Descriptions, Reviews, Etc.
Publisher Description:
In a seventeenth-century English landscape populated with towering political and philosophical figures like Hobbes, Harrington, Cromwell, Milton, and Locke, William Penn remains in many ways a man apart. Yet despite being widely neglected by scholars, he was a sophisticated political thinker
who contributed mightily to the theory and practice of religious liberty in the early modern Atlantic world. In this long-awaited intellectual biography of William Penn, Andrew R. Murphy presents a nuanced portrait of this remarkable entrepreneur, philosopher, Quaker, and politician.

Liberty, Conscience, and Toleration focuses on the major political episodes that attracted William Penn's sustained attention as a political thinker and actor: the controversy over the Second Conventicle Act, the Popish Plot and Exclusion Crisis, the founding and settlement of Pennsylvania, and the
contentious reign of James II. Through a careful examination of writings published in the midst of the religious and political conflicts of Restoration and Revolutionary England, Murphy contextualizes the development of Penn's thought in England and America, illuminating the mutual interconnections
between Penn's political thought and his colonizing venture in America.

An early advocate of representative institutions and religious freedom, William Penn remains a singular figure in the history of liberty of conscience.
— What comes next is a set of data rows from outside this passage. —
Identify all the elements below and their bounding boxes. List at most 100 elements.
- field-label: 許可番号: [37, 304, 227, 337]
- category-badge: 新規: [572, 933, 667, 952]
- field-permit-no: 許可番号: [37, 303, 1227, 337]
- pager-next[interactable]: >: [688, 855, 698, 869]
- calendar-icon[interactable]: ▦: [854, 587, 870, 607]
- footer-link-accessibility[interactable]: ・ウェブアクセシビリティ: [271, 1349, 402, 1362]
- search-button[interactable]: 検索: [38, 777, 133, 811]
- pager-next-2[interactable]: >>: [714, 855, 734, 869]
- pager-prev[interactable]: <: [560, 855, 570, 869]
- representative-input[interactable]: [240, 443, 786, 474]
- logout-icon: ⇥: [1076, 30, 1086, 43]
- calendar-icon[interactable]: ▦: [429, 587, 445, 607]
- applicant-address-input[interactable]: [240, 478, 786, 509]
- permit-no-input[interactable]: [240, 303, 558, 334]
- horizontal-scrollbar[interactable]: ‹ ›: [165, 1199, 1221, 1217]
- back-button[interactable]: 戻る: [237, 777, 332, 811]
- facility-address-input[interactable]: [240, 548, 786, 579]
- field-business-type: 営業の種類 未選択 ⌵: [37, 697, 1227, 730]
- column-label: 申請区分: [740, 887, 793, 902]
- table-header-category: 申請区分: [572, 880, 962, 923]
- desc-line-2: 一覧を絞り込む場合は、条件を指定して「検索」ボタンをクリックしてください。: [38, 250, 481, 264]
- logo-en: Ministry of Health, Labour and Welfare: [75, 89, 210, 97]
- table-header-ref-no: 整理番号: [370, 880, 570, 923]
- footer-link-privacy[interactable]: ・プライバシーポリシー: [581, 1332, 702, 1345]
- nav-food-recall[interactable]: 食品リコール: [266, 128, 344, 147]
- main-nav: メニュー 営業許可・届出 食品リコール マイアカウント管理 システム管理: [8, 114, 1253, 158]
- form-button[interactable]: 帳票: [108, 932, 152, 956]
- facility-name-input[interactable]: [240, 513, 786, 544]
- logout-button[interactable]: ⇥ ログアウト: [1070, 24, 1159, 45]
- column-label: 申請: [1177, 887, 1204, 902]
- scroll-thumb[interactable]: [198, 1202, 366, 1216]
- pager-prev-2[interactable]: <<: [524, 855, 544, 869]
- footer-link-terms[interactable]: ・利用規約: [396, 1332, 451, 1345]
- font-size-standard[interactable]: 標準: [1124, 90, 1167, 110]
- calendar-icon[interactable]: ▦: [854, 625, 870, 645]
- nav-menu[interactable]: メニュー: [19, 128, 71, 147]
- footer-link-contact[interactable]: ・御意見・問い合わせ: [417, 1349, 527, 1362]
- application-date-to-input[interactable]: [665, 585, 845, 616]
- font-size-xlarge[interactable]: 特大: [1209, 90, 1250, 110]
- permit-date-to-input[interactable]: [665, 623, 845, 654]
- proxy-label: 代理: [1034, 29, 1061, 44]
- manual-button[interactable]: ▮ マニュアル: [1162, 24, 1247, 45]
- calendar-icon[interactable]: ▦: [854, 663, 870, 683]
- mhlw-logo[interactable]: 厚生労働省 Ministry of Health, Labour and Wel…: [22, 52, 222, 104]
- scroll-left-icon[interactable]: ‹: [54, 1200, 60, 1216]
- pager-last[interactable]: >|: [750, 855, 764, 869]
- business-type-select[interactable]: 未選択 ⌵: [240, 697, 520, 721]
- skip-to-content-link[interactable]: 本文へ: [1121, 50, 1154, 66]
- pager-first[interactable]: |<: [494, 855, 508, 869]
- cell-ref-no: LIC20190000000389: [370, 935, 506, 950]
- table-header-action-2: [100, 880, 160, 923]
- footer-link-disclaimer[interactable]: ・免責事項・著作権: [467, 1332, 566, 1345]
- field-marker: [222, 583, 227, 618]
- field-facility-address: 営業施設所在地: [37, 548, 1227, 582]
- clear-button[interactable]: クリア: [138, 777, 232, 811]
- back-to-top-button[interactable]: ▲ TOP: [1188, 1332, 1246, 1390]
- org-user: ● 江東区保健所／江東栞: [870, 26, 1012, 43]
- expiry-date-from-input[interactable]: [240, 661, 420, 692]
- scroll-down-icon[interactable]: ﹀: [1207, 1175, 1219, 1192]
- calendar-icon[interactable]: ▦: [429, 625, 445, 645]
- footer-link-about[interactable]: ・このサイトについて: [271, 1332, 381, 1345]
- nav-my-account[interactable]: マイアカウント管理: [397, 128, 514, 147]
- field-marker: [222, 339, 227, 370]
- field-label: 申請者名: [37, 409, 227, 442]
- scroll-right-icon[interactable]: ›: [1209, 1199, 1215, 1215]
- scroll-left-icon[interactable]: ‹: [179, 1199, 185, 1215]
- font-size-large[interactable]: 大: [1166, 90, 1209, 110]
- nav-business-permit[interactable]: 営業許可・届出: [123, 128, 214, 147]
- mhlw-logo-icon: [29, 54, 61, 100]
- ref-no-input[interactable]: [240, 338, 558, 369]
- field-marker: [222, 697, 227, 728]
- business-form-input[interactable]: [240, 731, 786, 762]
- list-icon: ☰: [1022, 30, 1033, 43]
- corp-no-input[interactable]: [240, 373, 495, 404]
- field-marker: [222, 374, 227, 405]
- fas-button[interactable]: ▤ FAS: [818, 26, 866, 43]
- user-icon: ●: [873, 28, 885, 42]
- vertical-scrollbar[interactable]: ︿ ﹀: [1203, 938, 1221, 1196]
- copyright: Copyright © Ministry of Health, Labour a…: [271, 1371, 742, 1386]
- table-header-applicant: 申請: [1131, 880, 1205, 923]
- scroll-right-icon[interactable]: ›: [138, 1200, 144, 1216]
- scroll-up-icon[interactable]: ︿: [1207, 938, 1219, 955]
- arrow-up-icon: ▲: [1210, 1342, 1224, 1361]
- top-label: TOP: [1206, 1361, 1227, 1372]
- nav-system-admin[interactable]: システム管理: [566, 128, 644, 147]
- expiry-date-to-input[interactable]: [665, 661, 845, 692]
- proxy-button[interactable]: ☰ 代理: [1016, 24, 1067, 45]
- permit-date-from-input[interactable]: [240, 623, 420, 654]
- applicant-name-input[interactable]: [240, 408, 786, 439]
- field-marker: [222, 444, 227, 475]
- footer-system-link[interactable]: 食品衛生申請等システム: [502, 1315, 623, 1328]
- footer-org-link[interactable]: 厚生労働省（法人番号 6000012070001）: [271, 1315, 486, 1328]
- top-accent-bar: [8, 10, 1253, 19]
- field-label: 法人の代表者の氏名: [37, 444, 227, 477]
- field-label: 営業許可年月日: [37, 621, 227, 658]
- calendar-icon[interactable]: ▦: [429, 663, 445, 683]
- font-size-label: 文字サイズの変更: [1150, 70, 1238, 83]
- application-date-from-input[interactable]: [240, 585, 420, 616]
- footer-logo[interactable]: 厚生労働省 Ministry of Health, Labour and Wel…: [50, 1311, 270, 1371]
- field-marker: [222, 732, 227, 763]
His political theorizing provides a window into the increasingly vocal, organized, and philosophically sophisticated tolerationist movement that
gained strength over the second half of the seventeenth century. Not only did Penn attempt to articulate principles of religious liberty as a Quaker in England, but he actually governed an American polity and experienced firsthand the complex relationship between political theory and political
practice. Murphy's insightful analysis shows Penn's ongoing significance to the broader study of Anglo-American political theory and practice, ultimately pointing scholars toward a new way of understanding the enterprise of political theory itself.